Putting well-known songs in your movie is a tricky thing. Bad directors lean on them like crutches, crossing their fingers that a well-placed jam will do the heavy lifting. Only a handful of directors can pull it off, through a combo of great taste and tremendous visual confidence. So Edgar Wright has his work cut out for him: Baby Driver is wall-to-wall music. Its protagonist, Baby (Ansel Elgort), suffers from tinnitus caused by a childhood accident, and constantly needs music in his ears to block out the background hum. Baby has an impressive collection of vintage iPods, and he’s assembled a collection of killer playlists to soundtrack his jobs as a getaway driver for a team of bank robbers.

It’s a daffy conceit, and it might take you a track or two to fall into the stylized rhythm that marks Wright’s work—from Shaun of the Dead to Hot Fuzz to Scott Pilgrim vs. the World—and drop-kicks naturalism to the curb.

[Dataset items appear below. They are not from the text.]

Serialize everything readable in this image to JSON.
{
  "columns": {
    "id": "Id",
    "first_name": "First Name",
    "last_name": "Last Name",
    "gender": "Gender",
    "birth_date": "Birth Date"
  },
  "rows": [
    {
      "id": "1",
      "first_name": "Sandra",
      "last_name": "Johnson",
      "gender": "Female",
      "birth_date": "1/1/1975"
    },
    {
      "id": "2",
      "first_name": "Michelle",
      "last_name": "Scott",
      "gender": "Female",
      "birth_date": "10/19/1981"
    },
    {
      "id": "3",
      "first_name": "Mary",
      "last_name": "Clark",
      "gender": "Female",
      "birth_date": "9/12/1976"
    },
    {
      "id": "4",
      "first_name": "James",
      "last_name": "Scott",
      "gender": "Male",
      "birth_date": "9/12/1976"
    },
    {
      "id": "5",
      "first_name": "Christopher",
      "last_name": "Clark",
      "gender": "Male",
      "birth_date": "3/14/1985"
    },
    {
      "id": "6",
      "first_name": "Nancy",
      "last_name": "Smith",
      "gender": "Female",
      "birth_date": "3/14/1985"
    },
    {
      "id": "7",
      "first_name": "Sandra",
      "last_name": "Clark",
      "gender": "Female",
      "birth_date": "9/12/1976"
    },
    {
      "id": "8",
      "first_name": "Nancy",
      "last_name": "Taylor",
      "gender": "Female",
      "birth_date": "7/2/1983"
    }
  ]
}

But once its tires grip pavement, Baby Driver becomes a full-throttle ballet of motion, color, and sound. The tunes are great, the getaway chases will leave you breathless, and the motley team of robbers—which includes Kevin Spacey, Eiza González, and an excellent Jamie Foxx—comes from the kind of screenplay you wish Tarantino still wrote. And a superbly villainous Jon Hamm shows there’s more to his post-Mad Men career than H&R Block ads.

The movie’s not without problems: Elgort has the required physical grace, but isn’t an interesting enough actor to make the near-silent Baby a wholly compelling character, and his love interest, a waitress named Debora (Lily James), is more Oedipal fantasy figure than three-dimensional woman. But when that engine revs and Baby pops in the earbuds, Wright’s love letter to the American cinematic tradition of cars and guns is an undeniable blast. He’s got his hands on the wheel of the coolest ride to hit theaters this summer.